The boy was still living with her but Rene might have to live with more than the loss of her three children and her husband, because the boy looked really ugly.

The boy, Martin’s cousin, was an incredibly nice boy only if his appearance not counted in. He had little hair on the dome, which looked like the malnourished xeric landscaping on a Las Vegas desert. Other hairs were a mess, too; the places supposed to be home to eyebrows were as smooth as his lips, except for different colors. He had small eyes and naturally pursed mouth. Complexion was rusty. Pores were dried up wells dotted on a Halloween mask. When he spoke, the sound resembled that of a sow chuckling through the snort. He was pretty big; shoulders were significantly larger in proportion and size compared to an average endomorph. Maybe a gorilla would befit his appearance.

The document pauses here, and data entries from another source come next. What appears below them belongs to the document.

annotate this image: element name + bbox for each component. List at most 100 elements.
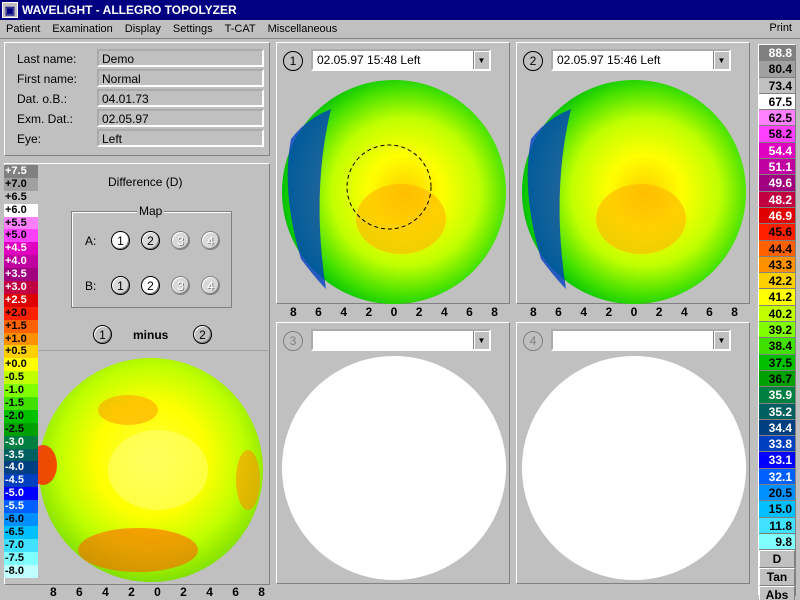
examdate-field: 02.05.97 bbox=[97, 109, 264, 127]
abs-scale-step: 48.2 bbox=[759, 191, 795, 208]
panel-1-topography-map bbox=[282, 80, 506, 304]
difference-color-scale: +7.5 +7.0 +6.5 +6.0 +5.5 +5.0 +4.5 +4.0 +3.5 +3.0… bbox=[4, 165, 38, 585]
diff-tick-7: 6 bbox=[232, 585, 239, 599]
abs-scale-step: 9.8 bbox=[759, 533, 795, 551]
panel-3-exam-select[interactable]: ▼ bbox=[311, 329, 491, 351]
panel-2-orange-zone bbox=[596, 184, 686, 254]
difference-title: Difference (D) bbox=[108, 175, 183, 189]
diff-tick-1: 6 bbox=[76, 585, 83, 599]
diff-scale-step: +7.5 bbox=[4, 165, 38, 178]
diff-scale-step: +4.5 bbox=[4, 242, 38, 256]
diff-scale-step: -6.0 bbox=[4, 513, 38, 526]
panel-3-number: 3 bbox=[283, 331, 303, 351]
diff-scale-step: -4.5 bbox=[4, 474, 38, 488]
scale-mode-button-tan[interactable]: Tan bbox=[759, 568, 795, 587]
panel-2-exam-select[interactable]: 02.05.97 15:46 Left ▼ bbox=[551, 49, 731, 71]
abs-scale-step: 67.5 bbox=[759, 93, 795, 111]
scale-mode-button-abs[interactable]: Abs bbox=[759, 586, 795, 600]
menu-miscellaneous[interactable]: Miscellaneous bbox=[262, 23, 344, 35]
diff-scale-step: -0.5 bbox=[4, 371, 38, 385]
firstname-label: First name: bbox=[17, 72, 78, 86]
diff-scale-step: +5.0 bbox=[4, 229, 38, 243]
map-a-button-3[interactable]: 3 bbox=[171, 231, 190, 250]
diff-scale-step: +4.0 bbox=[4, 255, 38, 269]
abs-scale-step: 35.9 bbox=[759, 387, 795, 404]
panel-1-number: 1 bbox=[283, 51, 303, 71]
p1-tick-6: 4 bbox=[440, 305, 448, 319]
menu-tcat[interactable]: T-CAT bbox=[219, 23, 262, 35]
lastname-field: Demo bbox=[97, 49, 264, 67]
map-a-button-1[interactable]: 1 bbox=[111, 231, 130, 250]
diff-scale-step: +1.0 bbox=[4, 332, 38, 346]
p1-tick-1: 6 bbox=[315, 305, 322, 319]
abs-scale-step: 37.5 bbox=[759, 354, 795, 371]
menu-patient[interactable]: Patient bbox=[0, 23, 46, 35]
abs-scale-step: 39.2 bbox=[759, 322, 795, 339]
abs-scale-step: 20.5 bbox=[759, 485, 795, 502]
app-icon[interactable]: ▣ bbox=[2, 2, 18, 18]
diff-tick-8: 8 bbox=[258, 585, 265, 599]
abs-scale-step: 33.8 bbox=[759, 436, 795, 453]
diff-scale-step: -7.5 bbox=[4, 551, 38, 565]
diff-scale-step: -7.0 bbox=[4, 538, 38, 552]
menu-display[interactable]: Display bbox=[119, 23, 167, 35]
chevron-down-icon[interactable]: ▼ bbox=[713, 51, 729, 69]
map-panel-3: 3 ▼ bbox=[276, 322, 510, 584]
diff-scale-step: +0.5 bbox=[4, 345, 38, 359]
panel-1-exam-select[interactable]: 02.05.97 15:48 Left ▼ bbox=[311, 49, 491, 71]
abs-scale-step: 41.2 bbox=[759, 289, 795, 306]
map-b-button-2[interactable]: 2 bbox=[141, 276, 160, 295]
abs-scale-step: 34.4 bbox=[759, 419, 795, 437]
diff-tick-4: 0 bbox=[154, 585, 161, 599]
map-a-button-4[interactable]: 4 bbox=[201, 231, 220, 250]
p2-tick-6: 4 bbox=[680, 305, 688, 319]
panel-4-map-disc bbox=[522, 356, 746, 580]
panel-4-exam-select[interactable]: ▼ bbox=[551, 329, 731, 351]
patient-row-firstname: First name: Normal bbox=[5, 69, 271, 89]
chevron-down-icon[interactable]: ▼ bbox=[473, 331, 489, 349]
abs-scale-step: 11.8 bbox=[759, 517, 795, 534]
map-b-button-3[interactable]: 3 bbox=[171, 276, 190, 295]
diff-scale-step: -2.0 bbox=[4, 409, 38, 423]
abs-scale-step: 73.4 bbox=[759, 77, 795, 94]
dob-field: 04.01.73 bbox=[97, 89, 264, 107]
map-b-button-1[interactable]: 1 bbox=[111, 276, 130, 295]
row-b-label: B: bbox=[85, 279, 97, 293]
panel-1-orange-zone bbox=[356, 184, 446, 254]
diff-map-temporal-zone bbox=[236, 450, 260, 510]
diff-map-central-zone bbox=[108, 430, 208, 510]
diff-scale-step: +3.0 bbox=[4, 281, 38, 294]
minus-left-number: 1 bbox=[93, 325, 112, 344]
diff-scale-step: -5.0 bbox=[4, 487, 38, 501]
p1-tick-2: 4 bbox=[340, 305, 347, 319]
panel-2-number: 2 bbox=[523, 51, 543, 71]
panel-4-empty-map bbox=[522, 356, 746, 580]
chevron-down-icon[interactable]: ▼ bbox=[713, 331, 729, 349]
abs-scale-step: 44.4 bbox=[759, 240, 795, 257]
dob-label: Dat. o.B.: bbox=[17, 92, 68, 106]
map-panel-2: 2 02.05.97 15:46 Left ▼ bbox=[516, 42, 750, 304]
chevron-down-icon[interactable]: ▼ bbox=[473, 51, 489, 69]
map-a-button-2[interactable]: 2 bbox=[141, 231, 160, 250]
diff-map-superior-zone bbox=[98, 395, 158, 425]
map-b-button-4[interactable]: 4 bbox=[201, 276, 220, 295]
window-title: WAVELIGHT - ALLEGRO TOPOLYZER bbox=[22, 3, 237, 17]
menu-examination[interactable]: Examination bbox=[46, 23, 119, 35]
p2-tick-0: 8 bbox=[530, 305, 537, 319]
abs-scale-step: 62.5 bbox=[759, 110, 795, 127]
scale-mode-button-d[interactable]: D bbox=[759, 550, 795, 569]
diff-scale-step: +6.5 bbox=[4, 190, 38, 204]
panel-3-empty-map bbox=[282, 356, 506, 580]
menu-settings[interactable]: Settings bbox=[167, 23, 219, 35]
firstname-field: Normal bbox=[97, 69, 264, 87]
abs-scale-step: 35.2 bbox=[759, 403, 795, 420]
menu-print[interactable]: Print bbox=[769, 22, 792, 34]
diff-scale-step: +7.0 bbox=[4, 177, 38, 191]
panel-3-map-disc bbox=[282, 356, 506, 580]
p1-tick-3: 2 bbox=[365, 305, 373, 319]
panel-1-x-axis: 8 6 4 2 0 2 4 6 8 bbox=[290, 305, 498, 319]
p2-tick-4: 0 bbox=[630, 305, 638, 319]
diff-scale-step: +2.0 bbox=[4, 306, 38, 320]
p1-tick-0: 8 bbox=[290, 305, 297, 319]
p2-tick-7: 6 bbox=[706, 305, 713, 319]
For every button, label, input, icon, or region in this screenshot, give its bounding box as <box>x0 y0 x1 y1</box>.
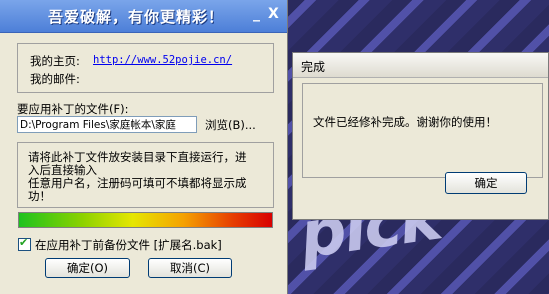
done-dialog: 完成 文件已经修补完成。谢谢你的使用！ 确定 <box>292 52 549 220</box>
instructions-box: 请将此补丁文件放安装目录下直接运行，进 入后直接输入 任意用户名，注册码可填可不… <box>17 142 274 208</box>
done-message: 文件已经修补完成。谢谢你的使用！ <box>313 115 497 129</box>
file-label: 要应用补丁的文件(F): <box>17 102 129 116</box>
browse-button[interactable]: 浏览(B)... <box>205 117 256 133</box>
backup-checkbox[interactable]: 在应用补丁前备份文件 [扩展名.bak] <box>18 236 222 253</box>
author-info-box: 我的主页: http://www.52pojie.cn/ 我的邮件: <box>17 43 274 93</box>
done-title: 完成 <box>301 60 326 74</box>
progress-bar <box>18 212 273 228</box>
note-line-4: 功！ <box>28 189 51 203</box>
close-icon[interactable]: X <box>268 6 279 22</box>
home-link[interactable]: http://www.52pojie.cn/ <box>93 54 232 66</box>
patch-title-bar: 吾爱破解，有你更精彩！ _ X <box>0 0 287 33</box>
cancel-button[interactable]: 取消(C) <box>148 258 232 278</box>
email-label: 我的邮件: <box>30 72 80 86</box>
home-label: 我的主页: <box>30 54 80 68</box>
note-line-3: 任意用户名，注册码可填可不填都将显示成 <box>28 176 247 190</box>
patch-window: 吾爱破解，有你更精彩！ _ X 我的主页: http://www.52pojie… <box>0 0 288 294</box>
ok-button[interactable]: 确定(O) <box>45 258 130 278</box>
patch-title: 吾爱破解，有你更精彩！ <box>48 8 225 26</box>
done-title-bar: 完成 <box>293 53 548 78</box>
file-path-input[interactable]: D:\Program Files\家庭帐本\家庭 <box>17 116 197 133</box>
done-message-box: 文件已经修补完成。谢谢你的使用！ <box>302 83 543 178</box>
minimize-icon[interactable]: _ <box>253 6 260 22</box>
done-ok-button[interactable]: 确定 <box>445 172 527 194</box>
backup-label: 在应用补丁前备份文件 [扩展名.bak] <box>35 238 222 252</box>
checkbox-checked-icon[interactable] <box>18 236 31 251</box>
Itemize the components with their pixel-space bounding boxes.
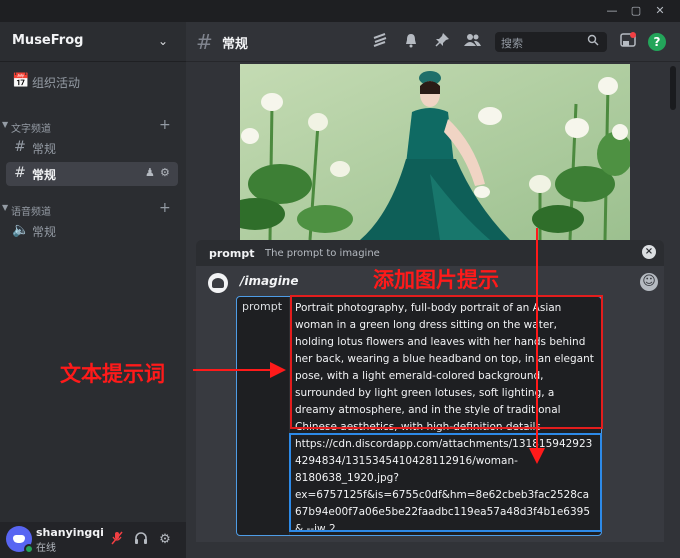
annotation-arrows xyxy=(193,228,545,464)
discord-app: — ▢ ✕ MuseFrog ⌄ 📅 组织活动 ▼ 文字频道 + # 常规 # … xyxy=(0,0,680,558)
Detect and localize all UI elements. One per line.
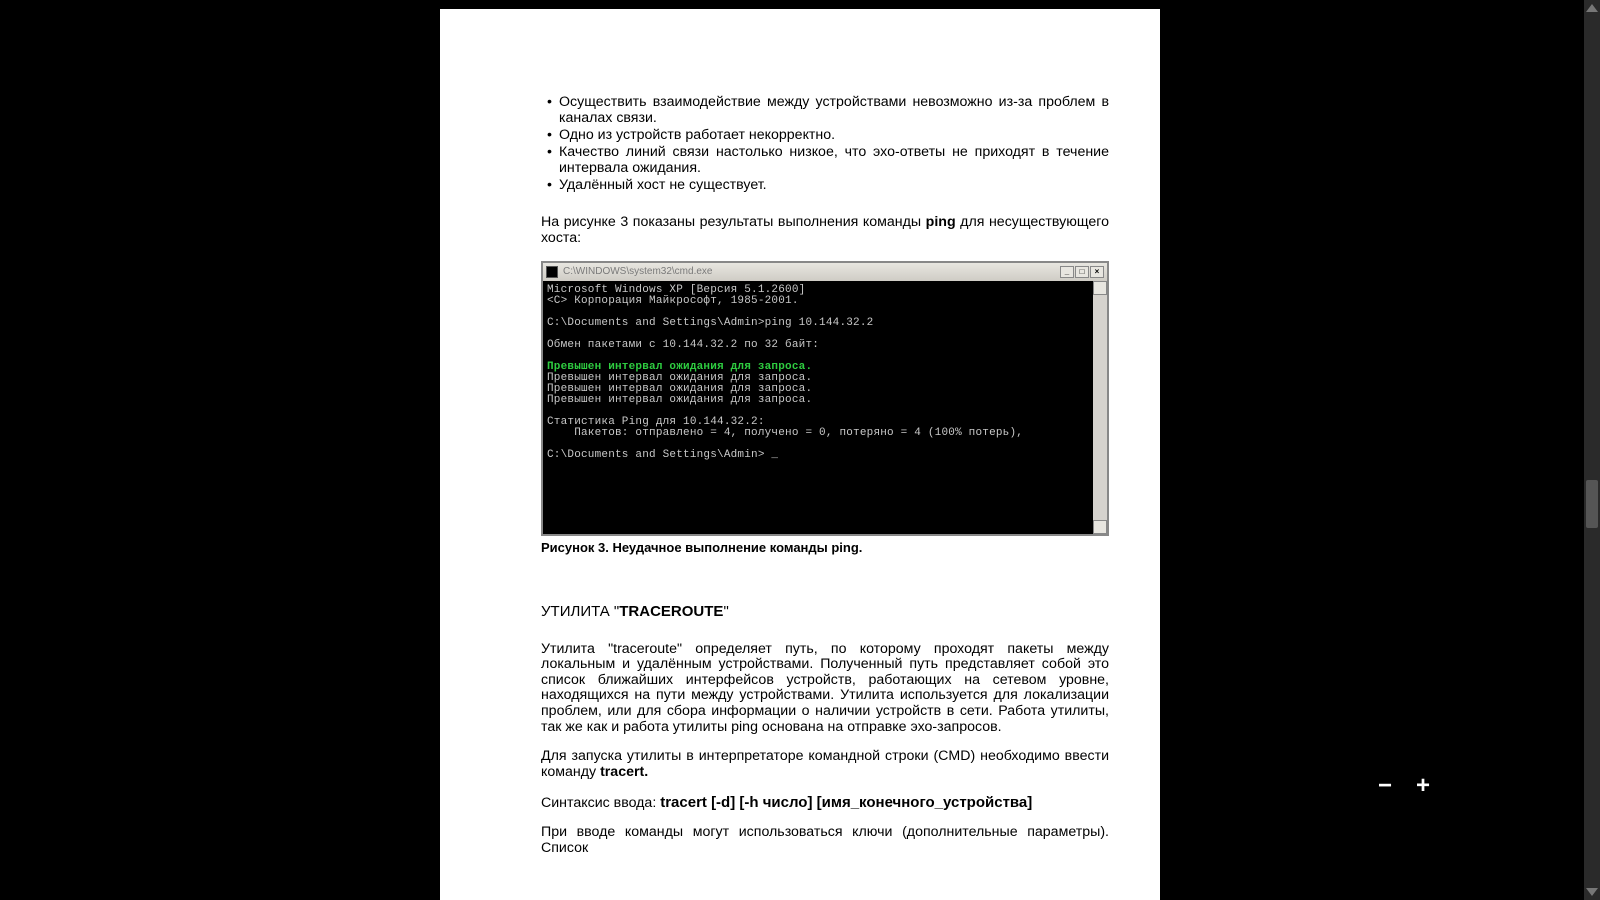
ping-keyword: ping bbox=[926, 214, 956, 230]
syntax-command: tracert [-d] [-h число] [имя_конечного_у… bbox=[660, 794, 1032, 811]
bullet-item: Качество линий связи настолько низкое, ч… bbox=[541, 144, 1109, 176]
zoom-in-button[interactable]: + bbox=[1411, 776, 1435, 800]
cmd-body: Microsoft Windows XP [Версия 5.1.2600]<C… bbox=[543, 281, 1107, 534]
close-icon: × bbox=[1090, 266, 1104, 278]
cmd-titlebar: C:\WINDOWS\system32\cmd.exe _ □ × bbox=[543, 263, 1107, 281]
cmd-output-line: Microsoft Windows XP [Версия 5.1.2600] bbox=[547, 285, 1089, 296]
syntax-line: Синтаксис ввода: tracert [-d] [-h число]… bbox=[541, 794, 1109, 811]
figure-caption: Рисунок 3. Неудачное выполнение команды … bbox=[541, 540, 1109, 555]
cmd-output-line: <C> Корпорация Майкрософт, 1985-2001. bbox=[547, 296, 1089, 307]
bullet-item: Удалённый хост не существует. bbox=[541, 177, 1109, 193]
cmd-output-line: Превышен интервал ожидания для запроса. bbox=[547, 362, 1089, 373]
cmd-output-line: Обмен пакетами с 10.144.32.2 по 32 байт: bbox=[547, 340, 1089, 351]
cmd-output-line: Превышен интервал ожидания для запроса. bbox=[547, 373, 1089, 384]
cmd-screenshot: C:\WINDOWS\system32\cmd.exe _ □ × Micros… bbox=[541, 261, 1109, 536]
document-viewer: Осуществить взаимодействие между устройс… bbox=[0, 0, 1600, 900]
scroll-down-icon[interactable] bbox=[1586, 888, 1598, 896]
bullet-list: Осуществить взаимодействие между устройс… bbox=[541, 94, 1109, 193]
cmd-output-line: Превышен интервал ожидания для запроса. bbox=[547, 384, 1089, 395]
scroll-up-icon[interactable] bbox=[1586, 4, 1598, 12]
paragraph-trail: При вводе команды могут использоваться к… bbox=[541, 825, 1109, 856]
page-content: Осуществить взаимодействие между устройс… bbox=[541, 94, 1109, 857]
zoom-controls: − + bbox=[1373, 776, 1435, 800]
minimize-icon: _ bbox=[1060, 266, 1074, 278]
text: " bbox=[723, 603, 728, 620]
bullet-item: Осуществить взаимодействие между устройс… bbox=[541, 94, 1109, 126]
cmd-output-line bbox=[547, 439, 1089, 450]
cmd-app-icon bbox=[546, 266, 558, 278]
cmd-output-line bbox=[547, 307, 1089, 318]
scroll-thumb[interactable] bbox=[1586, 480, 1598, 528]
cmd-output-line bbox=[547, 406, 1089, 417]
paragraph-ping-intro: На рисунке 3 показаны результаты выполне… bbox=[541, 215, 1109, 246]
traceroute-keyword: TRACEROUTE bbox=[619, 603, 723, 620]
tracert-keyword: tracert. bbox=[600, 764, 648, 780]
cmd-output-line: C:\Documents and Settings\Admin>ping 10.… bbox=[547, 318, 1089, 329]
cmd-output-line: C:\Documents and Settings\Admin> _ bbox=[547, 450, 1089, 461]
cmd-output-line bbox=[547, 351, 1089, 362]
document-page: Осуществить взаимодействие между устройс… bbox=[440, 9, 1160, 900]
paragraph-traceroute-desc: Утилита "traceroute" определяет путь, по… bbox=[541, 642, 1109, 736]
section-heading-traceroute: УТИЛИТА "TRACEROUTE" bbox=[541, 603, 1109, 620]
viewer-scrollbar[interactable] bbox=[1584, 0, 1600, 900]
zoom-out-button[interactable]: − bbox=[1373, 776, 1397, 800]
text: На рисунке 3 показаны результаты выполне… bbox=[541, 214, 926, 230]
syntax-label: Синтаксис ввода: bbox=[541, 795, 660, 811]
bullet-item: Одно из устройств работает некорректно. bbox=[541, 127, 1109, 143]
cmd-title: C:\WINDOWS\system32\cmd.exe bbox=[563, 266, 1059, 277]
cmd-output-line bbox=[547, 329, 1089, 340]
cmd-output-line: Статистика Ping для 10.144.32.2: bbox=[547, 417, 1089, 428]
cmd-output-line: Пакетов: отправлено = 4, получено = 0, п… bbox=[547, 428, 1089, 439]
cmd-scroll-down-icon bbox=[1093, 520, 1107, 534]
maximize-icon: □ bbox=[1075, 266, 1089, 278]
paragraph-tracert-run: Для запуска утилиты в интерпретаторе ком… bbox=[541, 749, 1109, 780]
cmd-output-line: Превышен интервал ожидания для запроса. bbox=[547, 395, 1089, 406]
cmd-scroll-up-icon bbox=[1093, 281, 1107, 295]
text: УТИЛИТА " bbox=[541, 603, 619, 620]
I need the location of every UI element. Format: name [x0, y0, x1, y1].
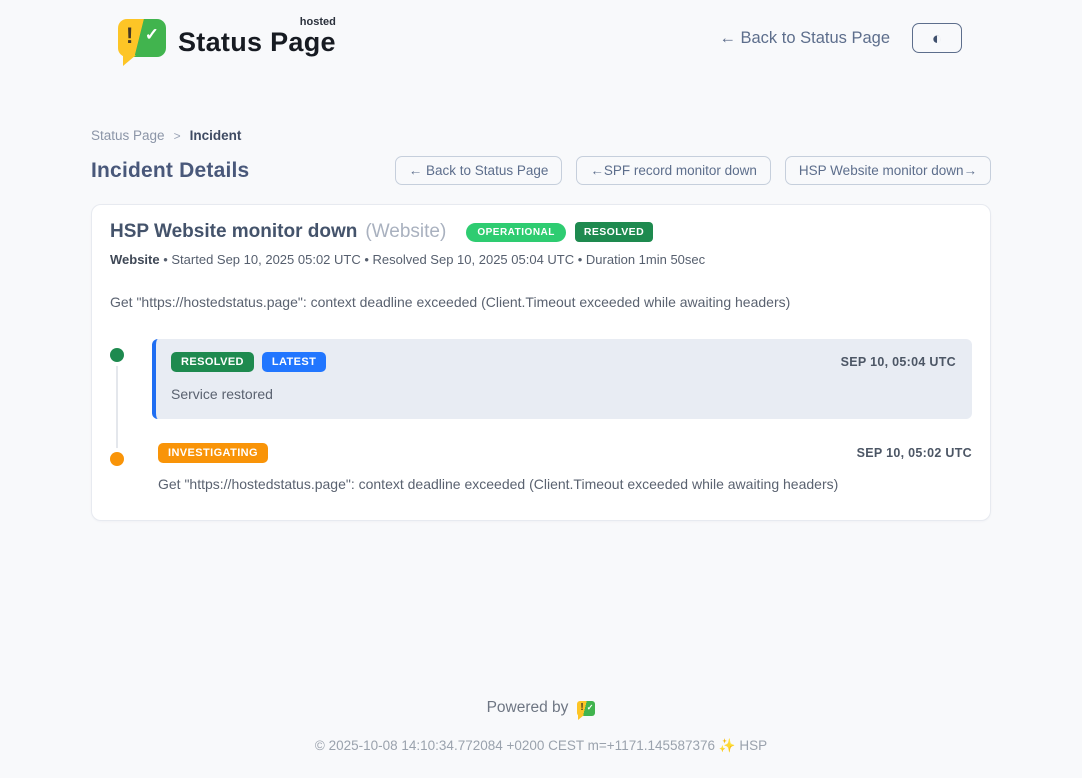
page-title: Incident Details: [91, 159, 249, 183]
brand-logo[interactable]: ! ✓ Status Page hosted: [118, 19, 336, 58]
main-content: Status Page > Incident Incident Details …: [91, 128, 991, 521]
status-badge-investigating: INVESTIGATING: [158, 443, 268, 463]
powered-by-link[interactable]: Powered by ! ✓: [487, 699, 596, 717]
breadcrumb-incident: Incident: [190, 128, 242, 143]
footer: Powered by ! ✓ © 2025-10-08 14:10:34.772…: [0, 699, 1082, 778]
breadcrumb: Status Page > Incident: [91, 128, 991, 143]
prev-incident-button[interactable]: ←SPF record monitor down: [576, 156, 771, 185]
checkmark-icon: ✓: [145, 25, 159, 45]
timeline-entry-resolved: RESOLVED LATEST SEP 10, 05:04 UTC Servic…: [110, 339, 972, 419]
incident-meta: Website • Started Sep 10, 2025 05:02 UTC…: [110, 252, 972, 267]
next-incident-button[interactable]: HSP Website monitor down→: [785, 156, 991, 185]
brand-name: Status Page: [178, 27, 336, 57]
timeline-entry-investigating: INVESTIGATING SEP 10, 05:02 UTC Get "htt…: [110, 443, 972, 492]
incident-timeline: RESOLVED LATEST SEP 10, 05:04 UTC Servic…: [110, 339, 972, 492]
incident-meta-dates: • Started Sep 10, 2025 05:02 UTC • Resol…: [160, 252, 706, 267]
breadcrumb-separator: >: [174, 129, 181, 143]
timeline-timestamp: SEP 10, 05:02 UTC: [857, 446, 972, 460]
back-to-status-page-link[interactable]: ← Back to Status Page: [719, 29, 890, 48]
copyright-text: © 2025-10-08 14:10:34.772084 +0200 CEST …: [0, 738, 1082, 754]
timeline-dot-orange: [110, 452, 124, 466]
resolved-badge: RESOLVED: [575, 222, 653, 242]
theme-toggle-button[interactable]: ◐: [912, 23, 962, 53]
incident-title: HSP Website monitor down: [110, 221, 357, 243]
status-page-mini-logo-icon: ! ✓: [577, 701, 595, 716]
checkmark-icon: ✓: [587, 703, 594, 712]
exclamation-icon: !: [580, 702, 583, 713]
timeline-timestamp: SEP 10, 05:04 UTC: [841, 355, 956, 369]
incident-meta-component: Website: [110, 252, 160, 267]
powered-by-label: Powered by: [487, 699, 569, 717]
breadcrumb-status-page[interactable]: Status Page: [91, 128, 165, 143]
incident-component: (Website): [365, 221, 446, 243]
operational-badge: OPERATIONAL: [466, 223, 566, 242]
latest-badge: LATEST: [262, 352, 326, 372]
exclamation-icon: !: [126, 23, 133, 49]
timeline-message: Service restored: [171, 386, 956, 402]
brand-superscript: hosted: [300, 16, 336, 28]
incident-nav: ← Back to Status Page ←SPF record monito…: [395, 156, 991, 185]
timeline-message: Get "https://hostedstatus.page": context…: [158, 476, 972, 492]
incident-card: HSP Website monitor down (Website) OPERA…: [91, 204, 991, 521]
contrast-icon: ◐: [932, 30, 942, 47]
incident-description: Get "https://hostedstatus.page": context…: [110, 294, 972, 310]
status-badge-resolved: RESOLVED: [171, 352, 254, 372]
status-bubble-icon: ! ✓: [118, 19, 166, 57]
header: ! ✓ Status Page hosted ← Back to Status …: [0, 0, 1082, 76]
back-to-status-page-button[interactable]: ← Back to Status Page: [395, 156, 563, 185]
timeline-dot-green: [110, 348, 124, 362]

But apart from the bias of appearances, Todd, Rene’s boy, was a warmhearted man, if sometimes not sizzling-hearted. He was nice to people, but people just avoided him like plague. Martin was one of Todd’s few friends and Martin knew life was unfair to Todd.

(Hell, life is unfair. So many bad guys live long, without being punished, like Chi-Chin Ting.)

So Martin’s mind was going over all the miseries and hardships his aunt Rene had trudged through. Maybe if she had made the visitation to the elm roots, she would have avoided the pelting streaks of rotten luck.

As Martin finally got this conclusion, he was already pulling on clothes and was prepared to materialize his trio of dreams, whatever they might be leading, good or evil. He had act up.

Five minutes later, he was dressed warmly in his parka and hell, he looked like an SAS. The cat seemed already impatient to get started with their expedition to the place where Martin (or maybe Klux herself) would recognize as a déjà vu.

Glancing at the museum piece cell phone, Martin saw 1:30 a.m. on the green screen. At around that time when most night owls were battling to keep eyes unclosed, Martin and Klux were going to realize a dream, except they, at least Martin, had no slightest what dream that was and what he could realize.